THE Government remains convinced it will record a comprehensive victory in the citizenship referendum despite the latest opinion poll showing substantial opposition to the proposed change.

Martin predictsYes vote victory

Health Minister Micheál Martin yesterday said the next month will give the Yes campaign ample time to tackle any confusion about the referendum proposal and ensure a strong Yes vote on June 11.

He was responding to the Irish Examiner/Prime Time opinion poll which found 44% of people believe a child, who does not have a parent who is an Irish citizen, should not be entitled to Irish citizenship automatically, while 41% believe they should. Some 15% of people remain undecided.

Mr Martin said the poll would not have measured the full impact of the Chen case, where a court ruled a Chinese woman who travelled to Belfast to give birth had the right to live in Britain by virtue of having an Irish-born child.

“The opinion delivered in the Chen case before the highest court in Europe this week has been decisive in drawing public attention to how the loophole in our citizenship law has been used to circumvent immigration controls in other EU states.

“There is now no doubt at all as to the ‘why?’ and ‘why now?’ questions relating to the referendum,” Mr Martin said.

NUI law lecturer Donncha O’Connell said the results of the poll were extremely tight. He pointed out that since the question asked in the Irish Examiner poll was not the same as the one that will appear on the ballot papers on June 10, the margin would probably be even tighter on the day.

Mr O’Connell, speaking at an Integrating Ireland Conference in Dublin yesterday, said the No camp needed to win over the large number of still undecided people by addressing the substantive issues and the referendum timing.

Chairperson of the Immigrant Council of Ireland Sr Stanislaus Kennedy said there is a lot of confusion about the poll and people don’t understand why the Government is holding it or rushing ahead with it.

“We are concerned, along with many others, that if this referendum is passed, it will create two classes of children in Ireland. That is why we are calling for a No vote,” she said.

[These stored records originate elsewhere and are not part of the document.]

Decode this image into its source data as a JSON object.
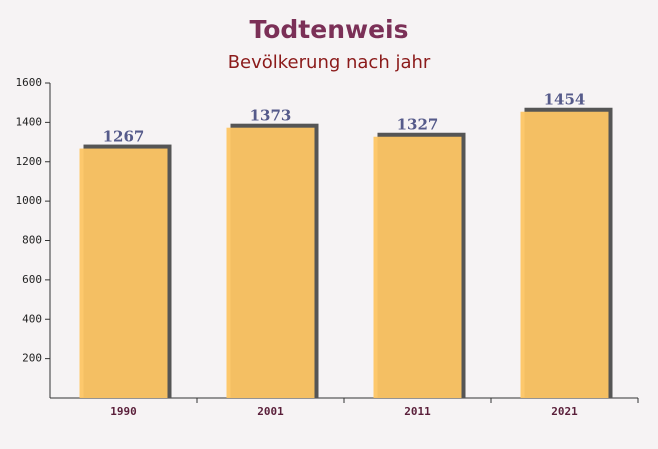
{
  "chart_data": {
    "type": "bar",
    "title": "Todtenweis",
    "subtitle": "Bevölkerung nach jahr",
    "categories": [
      "1990",
      "2001",
      "2011",
      "2021"
    ],
    "values": [
      1267,
      1373,
      1327,
      1454
    ],
    "color": "#fdc564",
    "ylim": [
      0,
      1600
    ],
    "yticks": [
      200,
      400,
      600,
      800,
      1000,
      1200,
      1400,
      1600
    ]
  }
}
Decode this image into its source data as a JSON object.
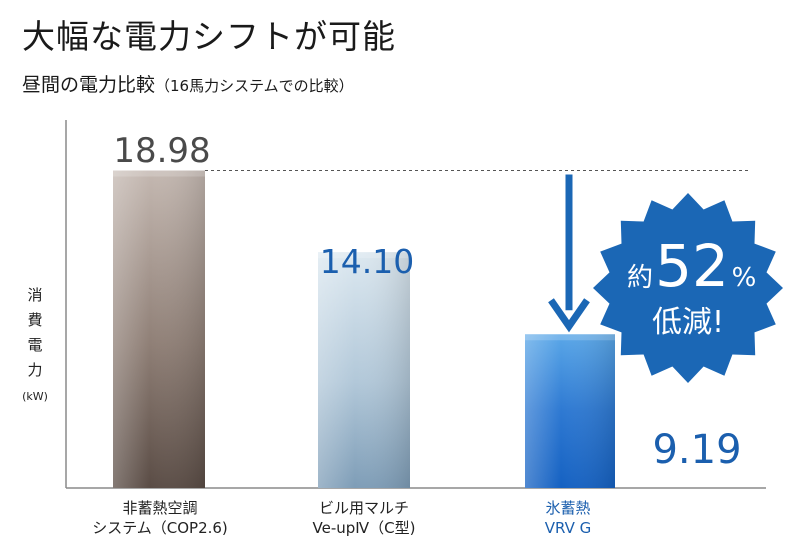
{
  "headline": "大幅な電力シフトが可能",
  "subhead": "昼間の電力比較",
  "subhead_note": "（16馬力システムでの比較）",
  "ylabel_chars": [
    "消",
    "費",
    "電",
    "力"
  ],
  "ylabel_unit": "(kW)",
  "badge": {
    "line1": "約",
    "value": "52",
    "unit": "%",
    "line2": "低減!"
  },
  "chart_data": {
    "type": "bar",
    "categories": [
      {
        "line1": "非蓄熱空調",
        "line2": "システム（COP2.6)"
      },
      {
        "line1": "ビル用マルチ",
        "line2": "Ve-upⅣ（C型)"
      },
      {
        "line1": "氷蓄熱",
        "line2": "VRV G"
      }
    ],
    "values": [
      18.98,
      14.1,
      9.19
    ],
    "value_labels": [
      "18.98",
      "14.10",
      "9.19"
    ],
    "ylabel": "消費電力 (kW)",
    "ylim": [
      0,
      22
    ],
    "highlight_index": 2,
    "colors": {
      "bar1": [
        "#c4b8b1",
        "#8f7f76",
        "#5a4c45"
      ],
      "bar2": [
        "#dce8f0",
        "#b2c8d9",
        "#7e9db7"
      ],
      "bar3": [
        "#5aa7e8",
        "#2e79d2",
        "#1561c2"
      ],
      "label_dark": "#4a4a4a",
      "label_blue": "#1b5fae",
      "badge": "#1b67b5"
    }
  }
}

Labour Party spokesman on justice Deputy Joe Costello said it was clear from a number of opinion polls and from the growing number of organisations coming out against it, that the Government’s constitutional amendment on citizenship could be defeated on June 11.

“This amendment is being placed before the people at a time when there has been a huge decrease in the number of asylum seekers. The number of applications received in the first three months of this year, at 1,256, is probably the lowest since 1997,” he added.